If you think he needs more to eat, then he prob needs to feed more often - some babies really do need to feed more often than the 10 times in 24 hours or so your baby is feeding, but check this with the people advising you in real life.

PresentFace · 20/02/2012 15:43

hawthers, I'm in a similar situation due to my baby's severe reflux. It took five weeks of full-on BFing to get him back to his birth weight. Now he is seven weeks and, thanks to meds, is finally putting on weight.

He was on the 75th centile at birth and is now on the 9th. His growth chart, a feeble slope next to all those lovely curves swooshing upwards, is depressing to look at! For the past couple of weeks he has put on weight at a rate of 100g a week, just like your baby.

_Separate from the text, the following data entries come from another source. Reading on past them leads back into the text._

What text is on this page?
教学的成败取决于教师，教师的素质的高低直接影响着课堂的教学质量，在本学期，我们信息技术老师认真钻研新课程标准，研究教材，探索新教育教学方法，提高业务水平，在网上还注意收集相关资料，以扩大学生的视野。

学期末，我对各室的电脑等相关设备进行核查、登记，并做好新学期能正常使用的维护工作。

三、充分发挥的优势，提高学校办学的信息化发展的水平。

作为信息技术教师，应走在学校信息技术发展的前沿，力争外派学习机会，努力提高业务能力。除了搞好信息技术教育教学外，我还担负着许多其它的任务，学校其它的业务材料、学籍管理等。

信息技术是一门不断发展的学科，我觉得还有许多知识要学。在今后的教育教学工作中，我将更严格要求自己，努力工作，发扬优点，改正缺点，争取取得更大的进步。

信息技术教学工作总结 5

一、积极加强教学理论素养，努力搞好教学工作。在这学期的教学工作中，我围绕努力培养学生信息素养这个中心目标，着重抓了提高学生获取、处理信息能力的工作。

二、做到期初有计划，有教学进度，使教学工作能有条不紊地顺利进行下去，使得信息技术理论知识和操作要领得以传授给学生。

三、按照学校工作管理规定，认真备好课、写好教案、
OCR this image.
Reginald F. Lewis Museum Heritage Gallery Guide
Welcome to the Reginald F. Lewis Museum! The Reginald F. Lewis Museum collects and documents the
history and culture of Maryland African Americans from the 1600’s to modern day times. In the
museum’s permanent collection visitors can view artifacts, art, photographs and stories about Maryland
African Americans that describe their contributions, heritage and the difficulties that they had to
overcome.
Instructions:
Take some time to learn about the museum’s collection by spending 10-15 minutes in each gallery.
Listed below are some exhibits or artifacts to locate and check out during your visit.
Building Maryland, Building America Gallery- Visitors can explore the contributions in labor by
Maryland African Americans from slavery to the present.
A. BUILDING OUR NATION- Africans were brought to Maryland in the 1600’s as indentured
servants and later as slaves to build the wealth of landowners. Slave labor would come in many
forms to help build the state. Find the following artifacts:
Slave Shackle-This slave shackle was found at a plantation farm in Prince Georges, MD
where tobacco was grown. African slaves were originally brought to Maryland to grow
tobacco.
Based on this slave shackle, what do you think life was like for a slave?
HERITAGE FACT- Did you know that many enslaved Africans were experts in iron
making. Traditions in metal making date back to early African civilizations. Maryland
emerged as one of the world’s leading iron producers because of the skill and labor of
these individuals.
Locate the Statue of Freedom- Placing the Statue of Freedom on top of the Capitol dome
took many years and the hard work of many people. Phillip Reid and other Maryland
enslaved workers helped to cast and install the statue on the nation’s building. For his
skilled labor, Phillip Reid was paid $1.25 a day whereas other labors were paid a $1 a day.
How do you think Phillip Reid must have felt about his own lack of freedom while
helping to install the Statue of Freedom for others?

However... the HV & the other professionals currently involved in his care are happy with this rate of weight gain. 100g per week is ok - it could be more but it's going in the right direction, the baby is clearly healthy and the 100g is a darned sight better than the 20g per week he was managing before! What is your HV saying these days? If your baby is healthy and is putting on at a rate of 100g per week, are they happy for you to continue doing what you are doing?

As for FF: please don't beat yourself up about it. I, like you, was/am fiercely opposed to the idea, but before we turned a corner and he started gaining at an ok rate again, had U-turned reconciled myself to the possibility. Ultimately, I felt that I would roll with the punches and do whatever it took to get him gaining again - be that BF, FF, whatever!